Di mana ada waktu kamera merekam ke arah wajahnya, raut menahan rasa sakit itu tidak bisa tertutupi. Dia kembali mencoba melakukan lompatan namun terjatuh kembali. Untungnya dia dapat kembali stabil gerakan selanjutnya. Tubuhnya seakan dikendalikan oleh irama musik yang di menggema dalam ruangan yang terasa dingin itu. Berhasil kembali melakukan beberapa gerakan lompatan dan di tutup dengan Triple Axel Loop dan Triple Salchow, 4.20,5.10,8.20 poin tambahan yang berhasil di dapat sebelum ia mengakhiri pertunjukan nya itu dengan gestur yang sangat indah. Para penonton melemparkan hadiah mereka, kebanyakan berupa mereka karena tentu saja mereka tau itu merupakan barang favoritnya. Figure Skating itu menyempatkan diri untuk membungkukan ke seluruh sisi dalam panggung, memberi penghormatan kepada para pendukungnya sebelum meninggalkan panggungnya itu.
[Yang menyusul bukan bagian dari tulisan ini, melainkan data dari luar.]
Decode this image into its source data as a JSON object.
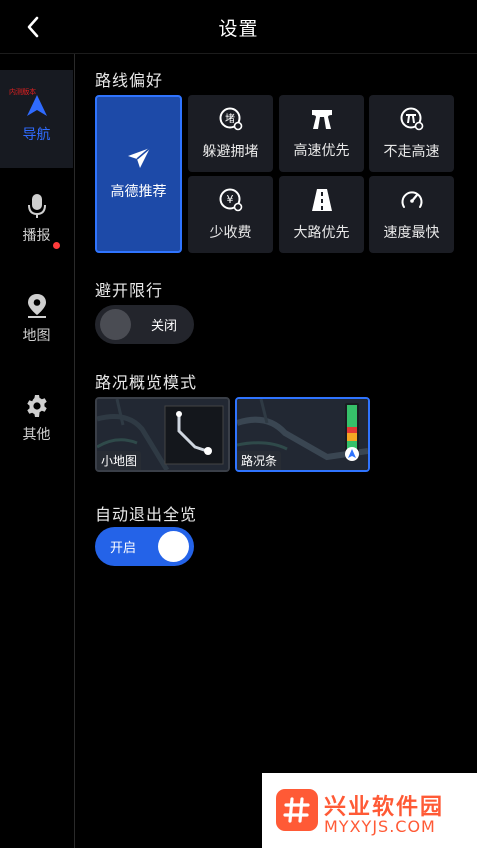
{
  "header": {
    "title": "设置"
  },
  "sidebar": {
    "items": [
      {
        "label": "导航",
        "tag": "内测版本",
        "active": true
      },
      {
        "label": "播报"
      },
      {
        "label": "地图",
        "badge": true
      },
      {
        "label": "其他"
      }
    ]
  },
  "route_pref": {
    "title": "路线偏好",
    "options": [
      {
        "label": "高德推荐",
        "selected": true
      },
      {
        "label": "躲避拥堵"
      },
      {
        "label": "高速优先"
      },
      {
        "label": "不走高速"
      },
      {
        "label": "少收费"
      },
      {
        "label": "大路优先"
      },
      {
        "label": "速度最快"
      }
    ]
  },
  "restriction": {
    "title": "避开限行",
    "toggle_label": "关闭",
    "enabled": false
  },
  "overview_mode": {
    "title": "路况概览模式",
    "options": [
      {
        "label": "小地图",
        "selected": false
      },
      {
        "label": "路况条",
        "selected": true
      }
    ]
  },
  "auto_exit": {
    "title": "自动退出全览",
    "toggle_label": "开启",
    "enabled": true
  },
  "watermark": {
    "name": "兴业软件园",
    "domain": "MYXYJS.COM"
  },
  "colors": {
    "accent": "#2f74ff",
    "selected_bg": "#1d4aa8",
    "tile_bg": "#1b1d24",
    "badge": "#ff3b3b"
  }
}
Cuplikan ulang di tayang kan, beberapa kali dirinya terjatuh dan segera bangkit kembali itu sungguh membuatku merinding. Bukan kah dia sangat luar biasa. Ia kembali ke bangku nya di temani oleh sang manager dan boneka kesayangan yang selalu membawakan tisu untuknya itu. Membicarakan kembali tentang pertunjukan sebelumnya sembari menunggu pengumuman peringkat akhir. Kalau sudah sepeerti itu, masih sanggup berdiri untuk para penonton itu saja sudah sangat luar biasa, peringkat atau menang kalah lainnya sudah tidak ada tandingannya lagi.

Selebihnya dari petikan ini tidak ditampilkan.